Artifacts when resolving MSAA depth buffer and reading in later render pass

OS: Arch Linux
Driver version: 525.89.02
GPU: GeForce GTX 970

I recently added MSAA support to my renderer that uses dynamic rendering. I need to render in two passes:

  1. Main render pass. MSAA toggleable on/off.
  2. Second render pass. No MSAA.
    • Writes to color buffer from previous pass.
    • Reads depth buffer from previous pass to:
      • Do depth tests.
      • For sampling in fragment shaders (to implement e.g. soft particles).

Everything works as expected on Intel and AMD GPUs I have available for testing. With MSAA enabled and disabled.

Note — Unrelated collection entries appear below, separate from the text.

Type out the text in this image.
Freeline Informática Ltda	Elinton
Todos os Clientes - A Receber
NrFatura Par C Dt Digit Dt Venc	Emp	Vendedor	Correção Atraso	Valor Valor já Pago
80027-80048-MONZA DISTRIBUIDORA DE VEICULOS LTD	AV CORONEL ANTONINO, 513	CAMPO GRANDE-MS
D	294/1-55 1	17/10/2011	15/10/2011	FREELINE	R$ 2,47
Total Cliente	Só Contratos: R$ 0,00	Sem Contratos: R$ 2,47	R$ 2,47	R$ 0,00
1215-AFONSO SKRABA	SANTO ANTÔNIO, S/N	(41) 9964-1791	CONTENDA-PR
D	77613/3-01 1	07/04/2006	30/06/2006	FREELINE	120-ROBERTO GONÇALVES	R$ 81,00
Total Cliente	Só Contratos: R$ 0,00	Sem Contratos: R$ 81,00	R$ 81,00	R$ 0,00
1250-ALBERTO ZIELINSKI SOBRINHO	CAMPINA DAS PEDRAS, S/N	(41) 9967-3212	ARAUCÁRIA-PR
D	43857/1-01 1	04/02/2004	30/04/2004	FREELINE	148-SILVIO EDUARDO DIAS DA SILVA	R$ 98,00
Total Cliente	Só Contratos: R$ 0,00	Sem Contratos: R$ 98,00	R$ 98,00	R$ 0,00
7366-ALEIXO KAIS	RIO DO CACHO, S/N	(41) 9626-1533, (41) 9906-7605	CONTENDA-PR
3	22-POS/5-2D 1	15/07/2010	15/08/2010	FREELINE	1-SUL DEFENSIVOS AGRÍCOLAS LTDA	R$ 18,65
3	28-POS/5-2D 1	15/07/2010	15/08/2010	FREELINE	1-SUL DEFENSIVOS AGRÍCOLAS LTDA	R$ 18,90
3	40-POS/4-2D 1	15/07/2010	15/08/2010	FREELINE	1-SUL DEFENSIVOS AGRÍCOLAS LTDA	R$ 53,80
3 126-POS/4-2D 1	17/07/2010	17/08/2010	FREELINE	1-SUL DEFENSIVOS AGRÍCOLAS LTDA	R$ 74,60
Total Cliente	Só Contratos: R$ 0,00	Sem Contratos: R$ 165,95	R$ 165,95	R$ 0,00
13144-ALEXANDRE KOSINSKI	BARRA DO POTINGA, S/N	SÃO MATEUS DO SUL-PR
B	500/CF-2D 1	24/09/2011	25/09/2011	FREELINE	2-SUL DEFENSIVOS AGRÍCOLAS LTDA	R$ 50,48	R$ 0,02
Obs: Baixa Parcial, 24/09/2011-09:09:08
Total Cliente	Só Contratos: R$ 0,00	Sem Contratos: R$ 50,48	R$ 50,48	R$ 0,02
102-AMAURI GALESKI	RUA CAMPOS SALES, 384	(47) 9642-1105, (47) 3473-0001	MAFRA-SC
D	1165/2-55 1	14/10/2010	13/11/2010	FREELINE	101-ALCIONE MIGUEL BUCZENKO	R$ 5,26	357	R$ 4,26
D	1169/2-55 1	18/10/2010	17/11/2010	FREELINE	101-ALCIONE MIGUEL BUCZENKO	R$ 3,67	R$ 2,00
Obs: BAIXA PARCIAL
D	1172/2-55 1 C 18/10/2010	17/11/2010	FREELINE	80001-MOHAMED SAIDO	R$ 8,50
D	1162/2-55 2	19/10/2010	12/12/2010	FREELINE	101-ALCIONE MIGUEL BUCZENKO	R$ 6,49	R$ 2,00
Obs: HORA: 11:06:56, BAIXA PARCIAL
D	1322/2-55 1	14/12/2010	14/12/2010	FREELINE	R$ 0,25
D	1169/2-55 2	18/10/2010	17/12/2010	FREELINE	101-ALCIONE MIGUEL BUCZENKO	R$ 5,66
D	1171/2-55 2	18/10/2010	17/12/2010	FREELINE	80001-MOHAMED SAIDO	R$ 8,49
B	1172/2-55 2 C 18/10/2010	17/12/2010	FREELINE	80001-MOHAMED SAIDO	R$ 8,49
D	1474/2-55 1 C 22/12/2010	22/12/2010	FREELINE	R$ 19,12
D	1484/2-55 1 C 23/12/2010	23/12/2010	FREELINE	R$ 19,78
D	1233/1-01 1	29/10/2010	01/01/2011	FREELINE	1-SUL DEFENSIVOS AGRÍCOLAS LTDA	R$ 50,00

However, on the Nvidia GPU I am testing on everything works as expected when MSAA is disabled but not when it is enabled. It seems like depth testing does not work reliably in the second render pass. E.g. soft particles mostly do not show up. Depending on resolution they are visible in some parts of the screen and sometimes with a checkerboard like pattern like in the following image:

Disabling the depth testing in the soft particle pipelines make the particles always show up. Sampling depth buffer in fragment shader seems to always work. As can be seen in the screenshot, I can also sample the resolved depth buffer OK when drawing it in a debug overlay in a later render pass.

I do not get any warnings from the validation layer with VK_VALIDATION_FEATURE_ENABLE_SYNCHRONIZATION_VALIDATION_EXT enabled. Not on any of the GPU:s regardless of if MSAA is enabled or not. So I am not sure what is wrong. Is the validation layer not validating barriers correctly in this case? Or is there maybe a bug in the Nvidia driver?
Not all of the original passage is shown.